A guerra também influencia debates sobre o futuro da segurança regional.

A dificuldade de eliminar completamente organizações armadas integradas ao tecido social levanta dúvidas sobre a eficácia de soluções exclusivamente militares.

Ao mesmo tempo, o fortalecimento de estruturas paramilitares gera preocupações sobre estabilidade estatal e soberania.

O sul do Líbano tornou-se, assim, um espaço onde se cruzam debates centrais do século XXI: tecnologia militar, guerra híbrida, insurgência, vigilância digital e resiliência política.

O peso humano da guerra invisível

Por trás das análises estratégicas existe uma dimensão frequentemente esquecida: o custo humano.

Cidades destruídas, famílias deslocadas e comunidades traumatizadas continuam sendo parte inseparável desse conflito.

No sul do Líbano, milhares de pessoas vivem sob a memória constante de bombardeios e perdas.

A reconstrução avança lentamente.

A economia local permanece fragilizada.

Muitos moradores convivem diariamente com ruínas, incerteza e medo.

Do lado israelense, comunidades próximas à fronteira também experimentam insegurança crescente.

Alarmes constantes, evacuações e o temor de ataques prolongados produziram desgaste psicológico significativo.

Essa dimensão humana ajuda a explicar por que a guerra contemporânea não pode mais ser medida apenas em quilômetros conquistados ou arsenais destruídos.

A disputa pela resistência psicológica tornou-se tão importante quanto o controle territorial.

Um conflito sem conclusão definitiva

A guerra entre Israel e Hezbollah permanece sem desfecho claro.

O que se observa até agora é uma transformação contínua do próprio conceito de conflito.

Israel segue buscando maneiras de neutralizar uma organização profundamente enraizada e adaptável.
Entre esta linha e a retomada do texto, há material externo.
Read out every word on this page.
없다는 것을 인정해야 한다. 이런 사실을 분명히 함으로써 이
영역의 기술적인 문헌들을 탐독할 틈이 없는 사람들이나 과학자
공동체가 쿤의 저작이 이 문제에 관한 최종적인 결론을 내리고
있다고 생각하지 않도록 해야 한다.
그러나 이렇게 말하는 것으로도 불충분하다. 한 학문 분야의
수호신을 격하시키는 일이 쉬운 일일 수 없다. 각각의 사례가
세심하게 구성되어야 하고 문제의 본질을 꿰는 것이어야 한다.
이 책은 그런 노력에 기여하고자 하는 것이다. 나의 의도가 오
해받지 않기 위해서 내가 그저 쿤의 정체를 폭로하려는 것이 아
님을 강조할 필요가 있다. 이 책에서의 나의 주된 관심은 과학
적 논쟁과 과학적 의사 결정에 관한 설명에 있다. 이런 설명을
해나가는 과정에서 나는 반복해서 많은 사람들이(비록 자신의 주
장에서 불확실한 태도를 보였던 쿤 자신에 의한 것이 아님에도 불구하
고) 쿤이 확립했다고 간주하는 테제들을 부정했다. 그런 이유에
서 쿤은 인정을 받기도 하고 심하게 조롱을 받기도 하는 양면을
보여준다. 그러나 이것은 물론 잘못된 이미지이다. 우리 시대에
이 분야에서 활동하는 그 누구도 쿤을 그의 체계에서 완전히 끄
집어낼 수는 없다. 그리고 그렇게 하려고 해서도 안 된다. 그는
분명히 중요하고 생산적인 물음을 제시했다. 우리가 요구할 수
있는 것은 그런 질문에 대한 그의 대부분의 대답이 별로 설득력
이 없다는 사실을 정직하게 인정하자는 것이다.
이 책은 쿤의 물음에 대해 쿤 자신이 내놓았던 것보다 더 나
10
O Hezbollah continua tentando sobreviver sob pressão militar, econômica e política extrema.

Enquanto isso, o sul do Líbano permanece como palco de uma experiência militar inédita.
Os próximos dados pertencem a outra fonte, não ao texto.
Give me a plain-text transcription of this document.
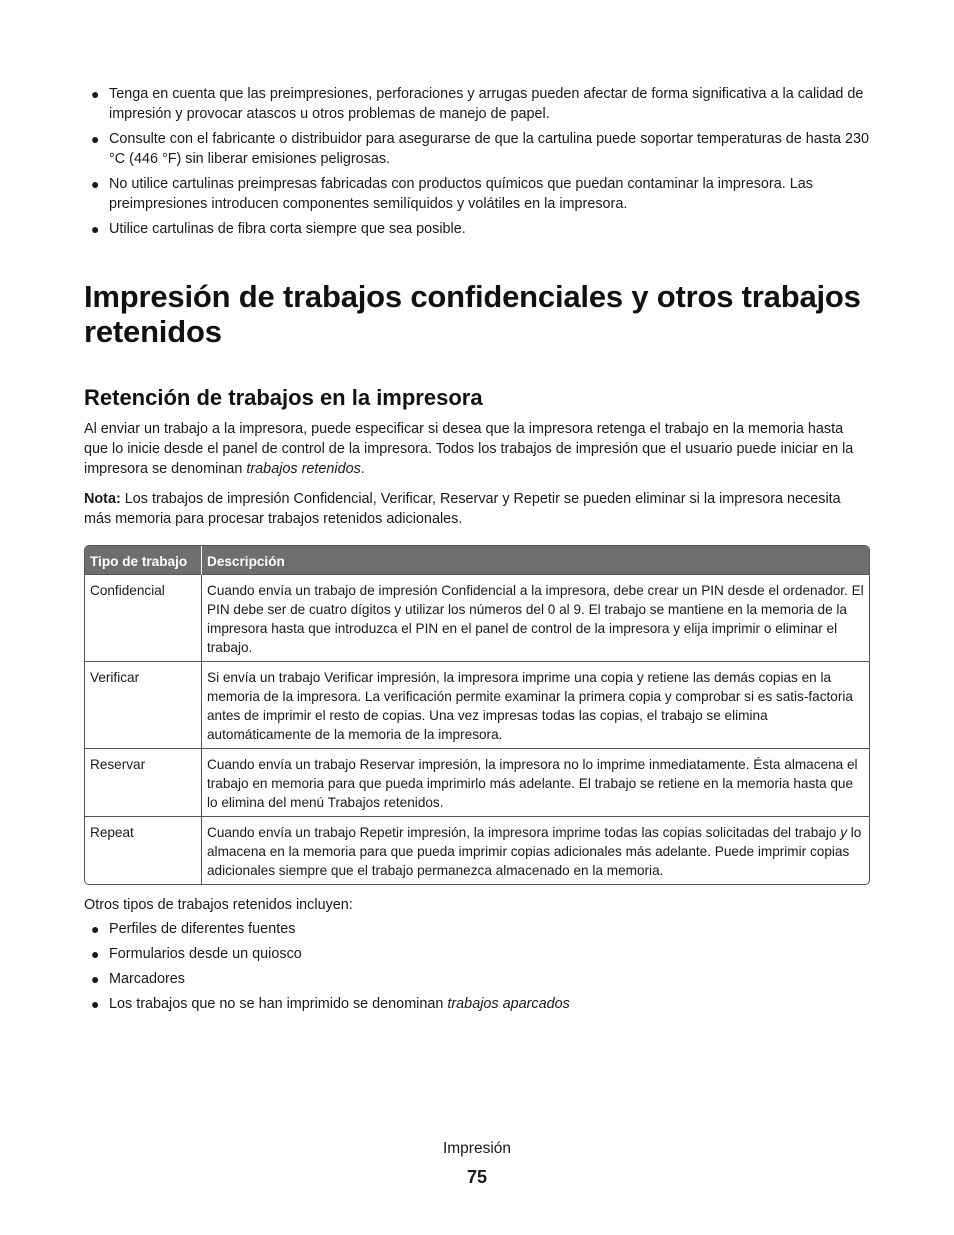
● Tenga en cuenta que las preimpresiones, perforaciones y arrugas pueden afectar de forma significativa a la calidad de impresión y provocar atascos u otros problemas de manejo de papel.
● Consulte con el fabricante o distribuidor para asegurarse de que la cartulina puede soportar temperaturas de hasta 230 °C (446 °F) sin liberar emisiones peligrosas.
● No utilice cartulinas preimpresas fabricadas con productos químicos que puedan contaminar la impresora. Las preimpresiones introducen componentes semilíquidos y volátiles en la impresora.
● Utilice cartulinas de fibra corta siempre que sea posible.
Impresión de trabajos confidenciales y otros trabajos retenidos
Retención de trabajos en la impresora

Al enviar un trabajo a la impresora, puede especificar si desea que la impresora retenga el trabajo en la memoria hasta que lo inicie desde el panel de control de la impresora. Todos los trabajos de impresión que el usuario puede iniciar en la impresora se denominan trabajos retenidos.

Nota: Los trabajos de impresión Confidencial, Verificar, Reservar y Repetir se pueden eliminar si la impresora necesita más memoria para procesar trabajos retenidos adicionales.

Tipo de trabajo	Descripción
Confidencial	Cuando envía un trabajo de impresión Confidencial a la impresora, debe crear un PIN desde el ordenador. El PIN debe ser de cuatro dígitos y utilizar los números del 0 al 9. El trabajo se mantiene en la memoria de la impresora hasta que introduzca el PIN en el panel de control de la impresora y elija imprimir o eliminar el trabajo.
Verificar	Si envía un trabajo Verificar impresión, la impresora imprime una copia y retiene las demás copias en la memoria de la impresora. La verificación permite examinar la primera copia y comprobar si es satis-factoria antes de imprimir el resto de copias. Una vez impresas todas las copias, el trabajo se elimina automáticamente de la memoria de la impresora.
Reservar	Cuando envía un trabajo Reservar impresión, la impresora no lo imprime inmediatamente. Ésta almacena el trabajo en memoria para que pueda imprimirlo más adelante. El trabajo se retiene en la memoria hasta que lo elimina del menú Trabajos retenidos.
Repeat	Cuando envía un trabajo Repetir impresión, la impresora imprime todas las copias solicitadas del trabajo y lo almacena en la memoria para que pueda imprimir copias adicionales más adelante. Puede imprimir copias adicionales siempre que el trabajo permanezca almacenado en la memoria.

Otros tipos de trabajos retenidos incluyen:

● Perfiles de diferentes fuentes
● Formularios desde un quiosco
● Marcadores
● Los trabajos que no se han imprimido se denominan trabajos aparcados
Impresión
75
A guerra já não segue os modelos clássicos do século XX.

As fronteiras entre vitória e derrota tornaram-se mais nebulosas.
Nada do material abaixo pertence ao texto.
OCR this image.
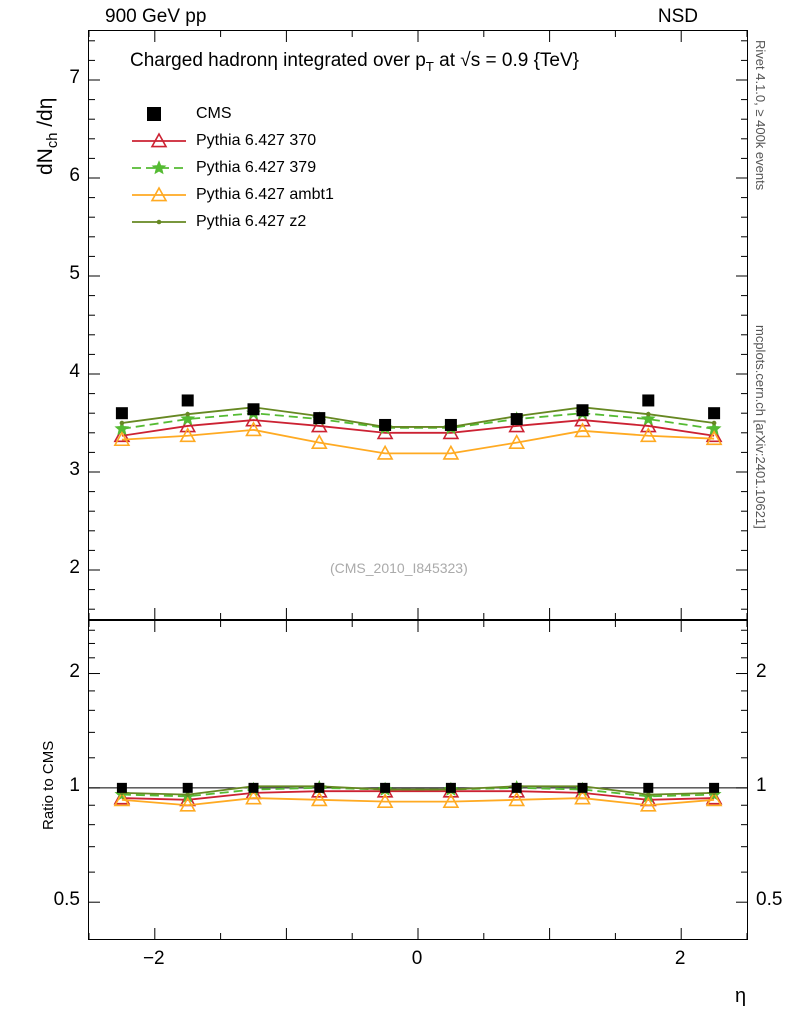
900 GeV pp	NSD
Rivet 4.1.0, ≥ 400k events
mcplots.cern.ch [arXiv:2401.10621]
$dN_{ch}$ /dη
Ratio to CMS
η
Charged hadronη integrated over $p_T$ at √s = 0.9 {TeV}
CMS
Pythia 6.427 370
Pythia 6.427 379
Pythia 6.427 ambt1
Pythia 6.427 z2
(CMS_2010_I845323)
2
3
4
5
6
7
0.5	0.5
1	1
2	2
−2	0	2
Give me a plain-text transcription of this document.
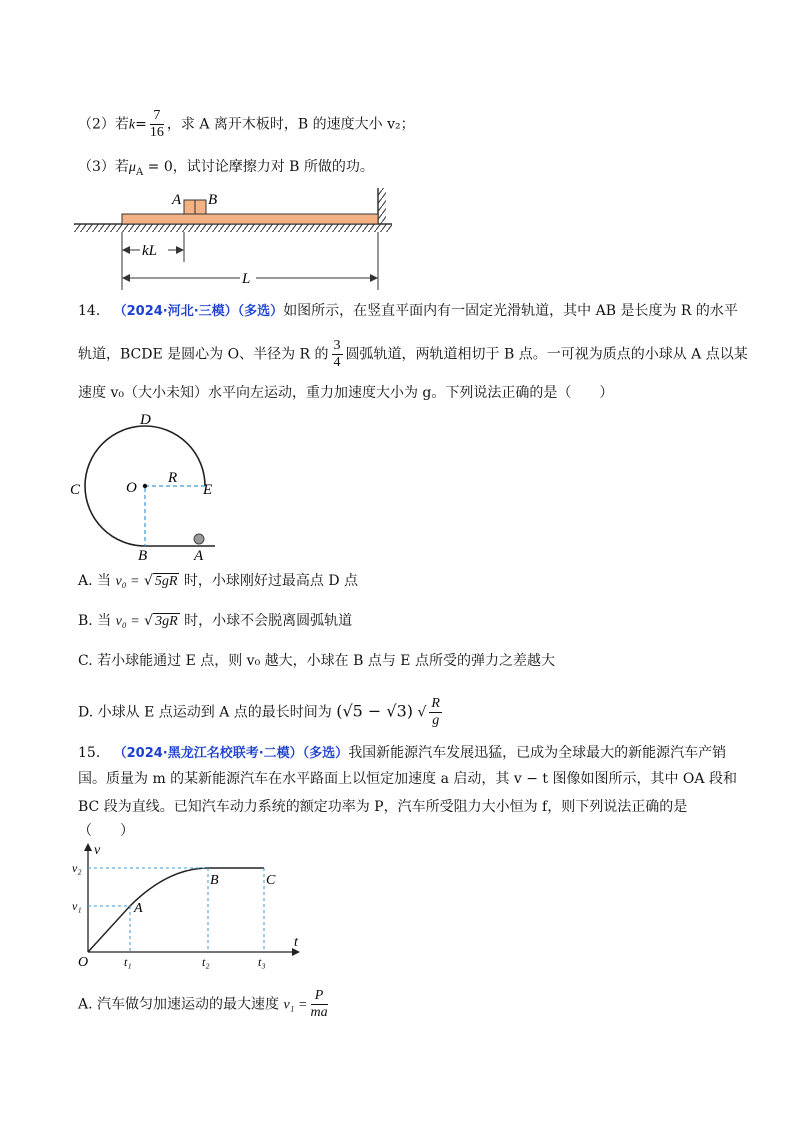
（2）若$k= \frac{7}{16}$ ，求 A 离开木板时，B 的速度大小 v₂；
（3）若$\mu_A = 0$，试讨论摩擦力对 B 所做的功。
A B
kL
L
14. （2024·河北·三模）（多选）如图所示，在竖直平面内有一固定光滑轨道，其中 AB 是长度为 R 的水平
轨道，BCDE 是圆心为 O、半径为 R 的 $\frac{3}{4}$ 圆弧轨道，两轨道相切于 B 点。一可视为质点的小球从 A 点以某
速度 v₀（大小未知）水平向左运动，重力加速度大小为 g。下列说法正确的是（　　）
D
C	O
R
E
B	A
A. 当 v₀ = √ 5gR 时，小球刚好过最高点 D 点
B. 当 v₀ = √ 3gR 时，小球不会脱离圆弧轨道
C. 若小球能通过 E 点，则 v₀ 越大，小球在 B 点与 E 点所受的弹力之差越大
D. 小球从 E 点运动到 A 点的最长时间为 (√5 − √3) √ $\frac{R}{g}$
15. （2024·黑龙江名校联考·二模）（多选）我国新能源汽车发展迅猛，已成为全球最大的新能源汽车产销
国。质量为 m 的某新能源汽车在水平路面上以恒定加速度 a 启动，其 v − t 图像如图所示，其中 OA 段和
BC 段为直线。已知汽车动力系统的额定功率为 P，汽车所受阻力大小恒为 f，则下列说法正确的是
（　　）
v
t
O
v₁
v₂
A
B	C
t₁	t₂	t₃
A. 汽车做匀加速运动的最大速度 $v_1 = \frac{P}{ma}$
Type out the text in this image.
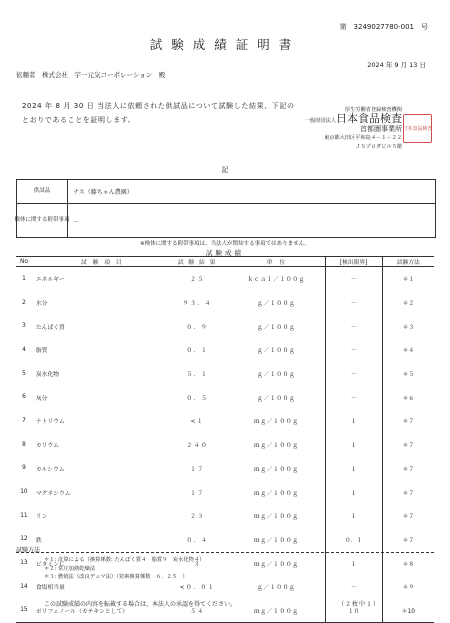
第　3249027780-001　号
試験成績証明書
2024 年 9 月 13 日
依頼者　株式会社　宇一元気コーポレーション　殿
2024 年 8 月 30 日 当法人に依頼された供試品について試験した結果、下記の
とおりであることを証明します。
厚生労働省登録検査機関
一般財団法人日本食品検査
首都圏事業所
東京都大田区平和島４－１－２２
ＪＳプロダビル５階
日本食品検査
記
供試品	ナス（藤ちゃん農園）
検体に関する附帯事項 －
※検体に関する附帯事項は、当法人が関知する事項ではありません。
試験成績
No	試　験　項　目	試 験 結 果	単　位	[検出限界]	試験方法
1	エネルギー	２５	ｋｃａｌ／１００ｇ	－	＊１
2	水分	９３．４	ｇ／１００ｇ	－	＊２
3	たんぱく質	０．９	ｇ／１００ｇ	－	＊３
4	脂質	０．１	ｇ／１００ｇ	－	＊４
5	炭水化物	５．１	ｇ／１００ｇ	－	＊５
6	灰分	０．５	ｇ／１００ｇ	－	＊６
7	ナトリウム	<１	ｍｇ／１００ｇ	１	＊７
8	カリウム	２４０	ｍｇ／１００ｇ	１	＊７
9	カルシウム	１７	ｍｇ／１００ｇ	１	＊７
10	マグネシウム	１７	ｍｇ／１００ｇ	１	＊７
11	リン	２３	ｍｇ／１００ｇ	１	＊７
12	鉄	０．４	ｍｇ／１００ｇ	０．１	＊７
13	ビタミンＣ	３	ｍｇ／１００ｇ	１	＊８
14	食塩相当量	<０．０１	ｇ／１００ｇ	－	＊９
15	ポリフェノール（カテキンとして）	５４	ｍｇ／１００ｇ	１０	＊10
試験方法
＊１: 計算による（換算係数: たんぱく質４　脂質９　炭水化物４）
＊２: 常圧加熱乾燥法
＊３: 燃焼法（改良デュマ法）（窒素換算係数　６．２５　）
この試験成績の内容を転載する場合は、本法人の承認を得てください。	（２枚中１）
A destruição de infraestrutura não garante submissão política.

A eliminação de líderes não necessariamente desmonta organizações.

E a superioridade tecnológica não assegura estabilidade duradoura.

O conflito revelou um novo paradigma.

Em vez de confrontos lineares entre exércitos convencionais, o mundo presencia batalhas prolongadas entre sistemas complexos, descentralizados e profundamente adaptáveis.

Nesse cenário, sobreviver pode ser tão importante quanto vencer.

E talvez essa seja justamente a principal lição deixada pelo sul do Líbano.